In 2010, I stepped out of my comfort zone and accepted a teaching position at an international private boarding school in Bangalore, India. With considerable apprehension, I left behind my position teaching Intro to Education classes at a Colorado community college to teach fifth grade in a Third World country. My world was turned upside down as I coped with culture shock, loneliness, and learning a new British/Indian curriculum.
In India, I was able to apply my American training and experience to meet the needs of my students. I also infused different aspects of my American background into the established primary program. Since I was unable to travel with many books or materials, I relied on a terribly slow Internet connection for supplementary American resources.
Since my experience was limited to just one international school, I cannot say unequivocally that all private schools in India follow the same protocols.
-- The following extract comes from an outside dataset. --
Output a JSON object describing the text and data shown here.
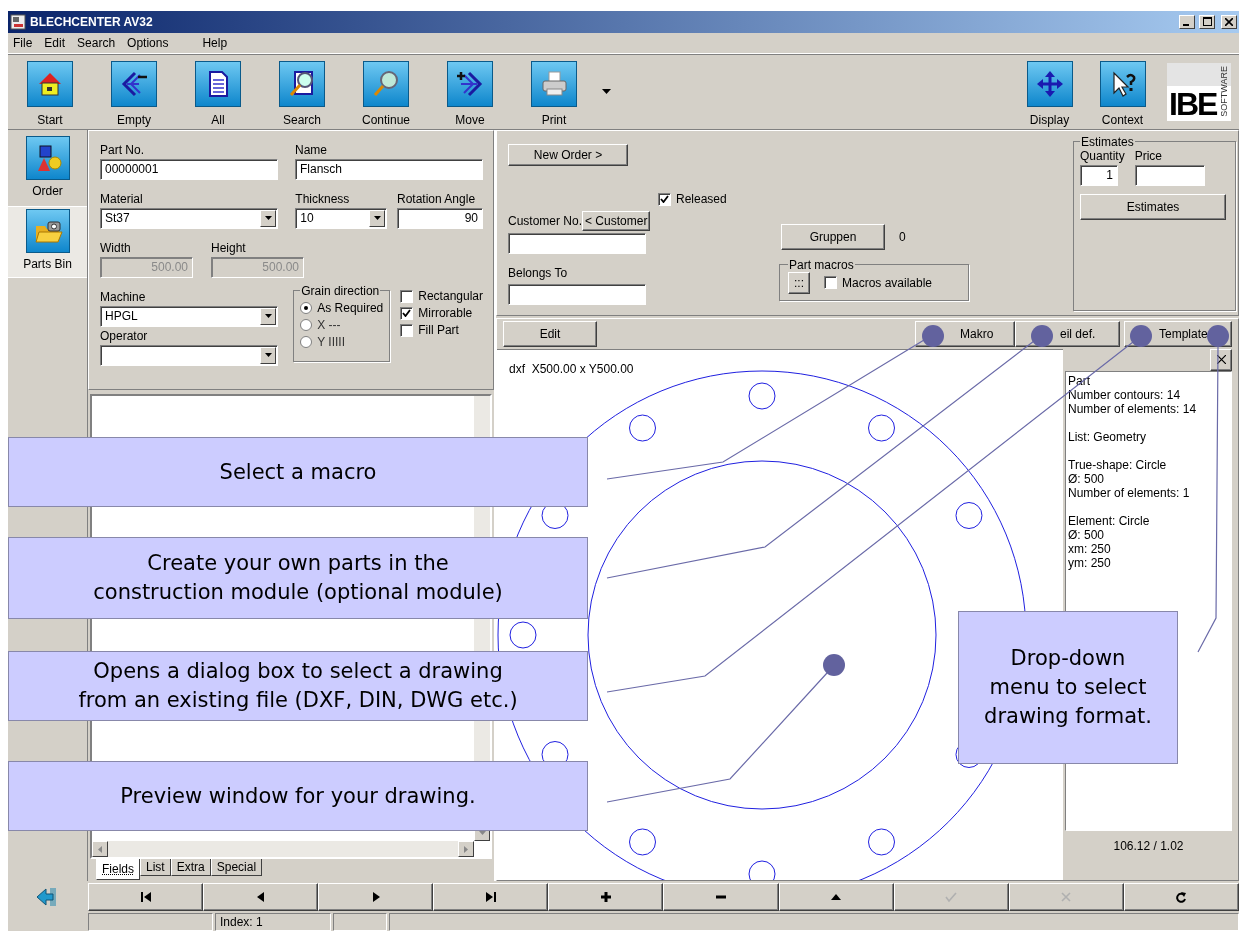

I did learn that most Indian teachers received similar or inferior training to my Indian colleagues. Even though a high percentage of Indian children are simultaneously learning two or more languages, few teachers were aware of any second language learning theories or methods. English was taught without any attempt to differentiate instruction. Upon realizing this, I immediately understood why so many of my students struggled with basic reading and writing skills.
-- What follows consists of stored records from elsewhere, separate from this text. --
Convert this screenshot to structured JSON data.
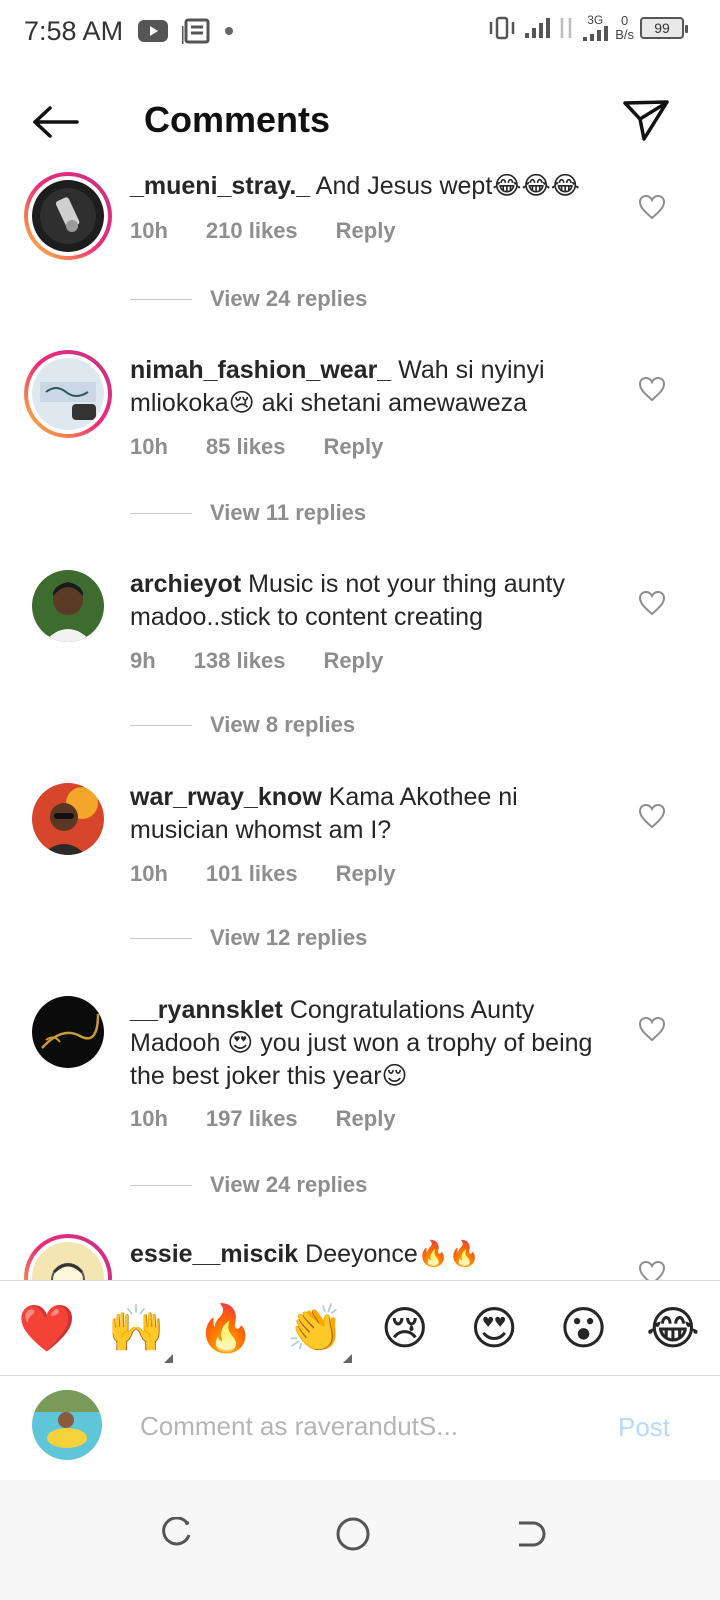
{
  "status_bar": {
    "time": "7:58 AM",
    "net_speed_value": "0",
    "net_speed_unit": "B/s",
    "network_type": "3G",
    "battery": "99"
  },
  "header": {
    "title": "Comments"
  },
  "comments": [
    {
      "username": "_mueni_stray._",
      "text": " And Jesus wept😂😂😂",
      "time": "10h",
      "likes": "210 likes",
      "reply": "Reply",
      "view_replies": "View 24 replies",
      "avatar_icon": "avatar-mueni"
    },
    {
      "username": "nimah_fashion_wear_",
      "text": " Wah si nyinyi mliokoka😢 aki shetani amewaweza",
      "time": "10h",
      "likes": "85 likes",
      "reply": "Reply",
      "view_replies": "View 11 replies",
      "avatar_icon": "avatar-nimah"
    },
    {
      "username": "archieyot",
      "text": " Music is not your thing aunty madoo..stick to content creating",
      "time": "9h",
      "likes": "138 likes",
      "reply": "Reply",
      "view_replies": "View 8 replies",
      "avatar_icon": "avatar-archieyot"
    },
    {
      "username": "war_rway_know",
      "text": " Kama Akothee ni musician whomst am I?",
      "time": "10h",
      "likes": "101 likes",
      "reply": "Reply",
      "view_replies": "View 12 replies",
      "avatar_icon": "avatar-war"
    },
    {
      "username": "__ryannsklet",
      "text": " Congratulations Aunty Madooh 😍 you just won a trophy of being the best joker this year😌",
      "time": "10h",
      "likes": "197 likes",
      "reply": "Reply",
      "view_replies": "View 24 replies",
      "avatar_icon": "avatar-ryannsklet"
    },
    {
      "username": "essie__miscik",
      "text": " Deeyonce🔥🔥",
      "avatar_icon": "avatar-essie"
    }
  ],
  "emoji_bar": [
    "❤️",
    "🙌",
    "🔥",
    "👏",
    "😢",
    "😍",
    "😮",
    "😂"
  ],
  "comment_input": {
    "placeholder": "Comment as raverandutS...",
    "post_label": "Post"
  },
  "colors": {
    "text": "#262626",
    "meta": "#8e8e8e",
    "post_disabled": "#b3dbff",
    "story_ring_start": "#f9ce34",
    "story_ring_end": "#c13584"
  }
}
The situation was further exacerbated by an emphasis on teaching writing via a series of grammar exercises. Very little time was spent actually writing. To create a more balanced approach, I provided writing prompts a few times a week. However, I quickly learned that if the students were not given a specific topic, they would become bewildered. A “free write” was too far outside their comfort zone. On a more formal level, I introduced my class, as well as the entire primary school to Ruth Culham’s 6 Traits Plus 1 writing program. Disappointingly, both my students and fellow teachers balked. I learned that change could be a slow process.
It was a challenge teaching one novel to a multicultural class of diverse learners. Once again, I used my American training to introduce educational tools such as graphic organizers and rubrics. It took many weeks for my students to learn the ins and outs of participating in literature circles. It was exciting to see the class master these unfamiliar skills.
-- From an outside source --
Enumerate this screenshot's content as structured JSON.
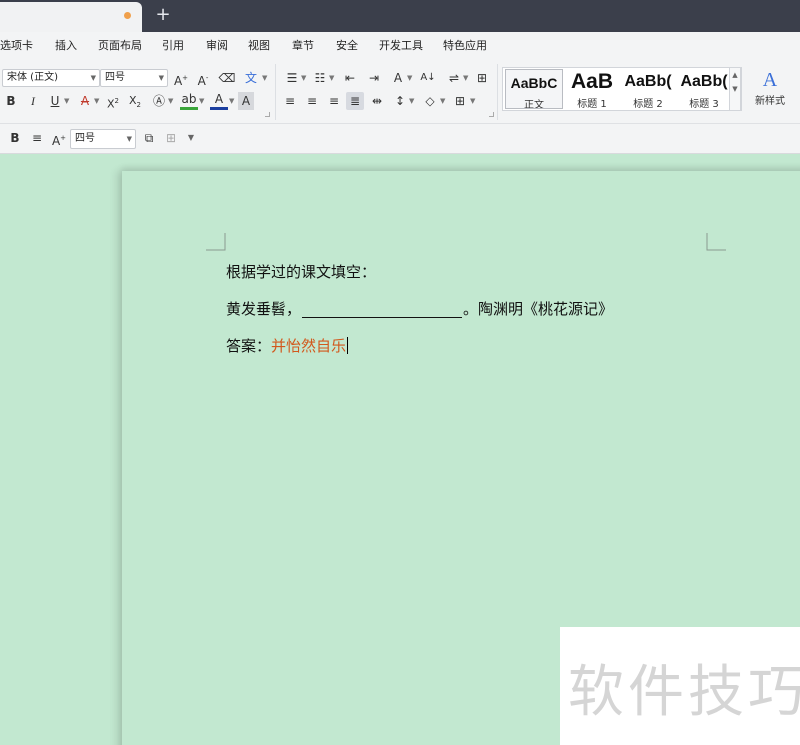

But at the same time I questioned whether I was going too far.
“I toyed with the idea of taking the easy way out. If I simply followed the team, I would have minimal prep time and would grade grammar worksheets and simple one-line answers instead of meticulously grading actual writing. Taking such a shortcut would disrupt my forward motion and eliminate any hope of making significant improvements. I couldn’t forget that I was hired for my expertise and that the school was paying a premium for my education.” (May This Be the Best Year of Your Life: A Memoir pages 158-9)
My international experience allowed me to reset my compass. I adapted to a foreign culture and simultaneously shared my American background. I encourage individuals reading this guest blog to reexamine their life to determine if now is the right time to step outside of their comfort zone.
Thank you Sandra for sharing your experience and inspiring us to take that step out of our comfort zones. Though I’ve never moved to another country, my visits to Qatar, Lebanon, Germany and, most recently, Guam, have opened my eyes — and heart! — to our bigger world. I look forward to reading your memoir.
What a neat experience! I know what you mean that you *could* take the easy way out, but then you wouldn’t find it as interesting. Bravo for rising to the challenge!